A Global Index Can't Count All the UAE's Gender Challenges

May Al-Dabbagh
November 2010

The UAE was ranked number one out of 14 countries in the Arab world in the latest version of the World Economic Forum's Global Gender Gap Index (GGGI). This nine-point jump has been celebrated as evidence that the UAE is taking gender equality seriously and can now be a role model for women's leadership issues regionally.

While the rise is a laudable achievement, the reading of the index itself remains problematic. In the effort to boost a country's rank, officials are often motivated to "fix rankings" rather than undertake a deeper study of issues on the ground. In turn, reform efforts can end up being superficial and ineffective.

Indices such as the GGGI are also often unable to measure important aspects of well-being for large portions of the population because they depend on broad indicators and national points of focus. In this regard, they overemphasise outcomes for elite segments of the population, often at the cost of community-level empowerment or the informal work sector.

For instance, the UAE still has a long way to go to address restrictions on women's movement during marriage and divorce, the practice of disciplining wives, the denial of citizenship rights to the children of national women married to non-nationals, and discrimination against women in state-funded entitlements such as housing programmes.

Women's labour, particularly in the informal sector, also remains under-assessed. While the number of women-led businesses in the UAE is growing, many are unregistered in formal-sector indices and are not reflected in social and economic statistics. The equal recognition of paid and unpaid work also remains a challenge. Historically, the workloads of men and women have been generally equal in most parts of the world, with men doing the majority of paid labour and women performing most of the unpaid labour. However, women have not experienced a reduction in their unpaid labour as their participation in paid labour has increased.

Merely looking at a rise in women's participation in the formal workforce may actually reflect increasing gender inequality. Employers and organisations have to give women support to ensure that non-paid work is recognised.

Men also should be given opportunities to fulfill their increasingly important role in community and family development. Indeed, the economic, political and social changes that women experience also affect their counterparts. Addressing these issues in the context of globalising economies is important for both sexes because globalisation may actually reinforce local gender hierarchies.

It is important to remember that women are intricately tied to the well-being of their families and communities. In this regard, more advanced models of the gender gap need to account for reverse gender gaps to see how women can sometimes benefit from increased access to opportunities and resources.

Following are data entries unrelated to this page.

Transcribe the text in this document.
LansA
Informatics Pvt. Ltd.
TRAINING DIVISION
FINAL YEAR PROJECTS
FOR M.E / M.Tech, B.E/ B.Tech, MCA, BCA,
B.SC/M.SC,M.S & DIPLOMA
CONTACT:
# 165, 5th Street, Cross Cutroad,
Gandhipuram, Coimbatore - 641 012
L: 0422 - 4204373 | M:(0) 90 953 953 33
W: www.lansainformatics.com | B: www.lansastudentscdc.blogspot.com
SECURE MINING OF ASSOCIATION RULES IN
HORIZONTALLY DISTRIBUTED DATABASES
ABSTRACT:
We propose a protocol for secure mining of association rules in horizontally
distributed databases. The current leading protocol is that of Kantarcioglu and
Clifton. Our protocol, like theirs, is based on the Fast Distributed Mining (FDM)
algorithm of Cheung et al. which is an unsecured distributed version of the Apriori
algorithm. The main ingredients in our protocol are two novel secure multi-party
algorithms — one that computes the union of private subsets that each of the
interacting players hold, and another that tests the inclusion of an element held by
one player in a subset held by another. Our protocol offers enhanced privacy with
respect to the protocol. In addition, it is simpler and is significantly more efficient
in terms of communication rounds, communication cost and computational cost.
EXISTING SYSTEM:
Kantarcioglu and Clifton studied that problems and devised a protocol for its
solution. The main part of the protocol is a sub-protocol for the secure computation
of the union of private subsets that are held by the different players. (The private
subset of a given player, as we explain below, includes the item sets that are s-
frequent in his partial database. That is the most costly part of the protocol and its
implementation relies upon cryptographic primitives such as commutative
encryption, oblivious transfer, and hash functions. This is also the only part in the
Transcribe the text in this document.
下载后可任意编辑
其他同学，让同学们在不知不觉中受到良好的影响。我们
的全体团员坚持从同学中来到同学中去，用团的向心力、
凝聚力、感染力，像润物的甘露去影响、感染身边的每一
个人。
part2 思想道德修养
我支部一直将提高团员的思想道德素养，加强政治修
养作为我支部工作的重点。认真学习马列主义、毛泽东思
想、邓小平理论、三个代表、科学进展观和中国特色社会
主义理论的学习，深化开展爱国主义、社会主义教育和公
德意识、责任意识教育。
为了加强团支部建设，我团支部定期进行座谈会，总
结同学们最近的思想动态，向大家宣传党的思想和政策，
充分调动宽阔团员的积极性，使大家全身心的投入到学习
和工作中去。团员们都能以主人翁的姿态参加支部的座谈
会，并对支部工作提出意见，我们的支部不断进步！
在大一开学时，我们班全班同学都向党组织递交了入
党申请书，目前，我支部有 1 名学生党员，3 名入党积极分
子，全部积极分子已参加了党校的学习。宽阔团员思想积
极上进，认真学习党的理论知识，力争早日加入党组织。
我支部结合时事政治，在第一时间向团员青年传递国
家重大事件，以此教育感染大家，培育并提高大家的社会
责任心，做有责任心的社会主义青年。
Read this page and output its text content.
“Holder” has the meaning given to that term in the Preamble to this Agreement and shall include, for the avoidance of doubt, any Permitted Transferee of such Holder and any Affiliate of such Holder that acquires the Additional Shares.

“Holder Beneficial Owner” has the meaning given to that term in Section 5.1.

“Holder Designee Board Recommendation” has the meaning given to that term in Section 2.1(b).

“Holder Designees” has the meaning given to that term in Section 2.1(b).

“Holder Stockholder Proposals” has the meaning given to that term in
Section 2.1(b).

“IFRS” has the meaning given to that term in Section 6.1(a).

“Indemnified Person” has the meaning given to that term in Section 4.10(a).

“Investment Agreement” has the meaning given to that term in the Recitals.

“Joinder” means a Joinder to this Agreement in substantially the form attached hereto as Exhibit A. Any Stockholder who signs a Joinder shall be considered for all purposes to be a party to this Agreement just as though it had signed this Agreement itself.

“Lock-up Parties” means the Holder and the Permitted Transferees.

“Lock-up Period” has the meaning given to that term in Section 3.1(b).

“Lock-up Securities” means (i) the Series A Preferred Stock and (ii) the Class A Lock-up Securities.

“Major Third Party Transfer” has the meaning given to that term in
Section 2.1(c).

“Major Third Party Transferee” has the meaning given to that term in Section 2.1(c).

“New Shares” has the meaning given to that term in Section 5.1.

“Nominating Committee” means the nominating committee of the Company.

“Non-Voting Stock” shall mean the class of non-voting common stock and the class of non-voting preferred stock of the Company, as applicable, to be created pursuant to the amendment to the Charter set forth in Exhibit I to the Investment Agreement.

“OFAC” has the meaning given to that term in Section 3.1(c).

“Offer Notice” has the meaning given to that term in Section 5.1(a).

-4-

It is also important to keep in mind that challenges and solutions can have overlapping effects. For example, positive educational outcomes are a requirement for women to further engage in the labour force. At the same time, more readily available employment would encourage women to pursue further education.

So while education for women in the region might be improving, the lack of co-ordinated efforts to include them in the labour market might not only limit their economic participation, but also their educational opportunities.

The GGGI index has been fairly effective in raising the issue of gender equality. However, the obsession with rankings on a global index leads to action aimed at the rankings, not the root issues. This promotes the idea that women have already received their rights, and overlooks the more fundamental ways in which gender inequalities are perpetuated.

Our hope is that while the UAE's ranking on the GGGI is celebrated, local efforts that tackle tough gender issues are not forgotten.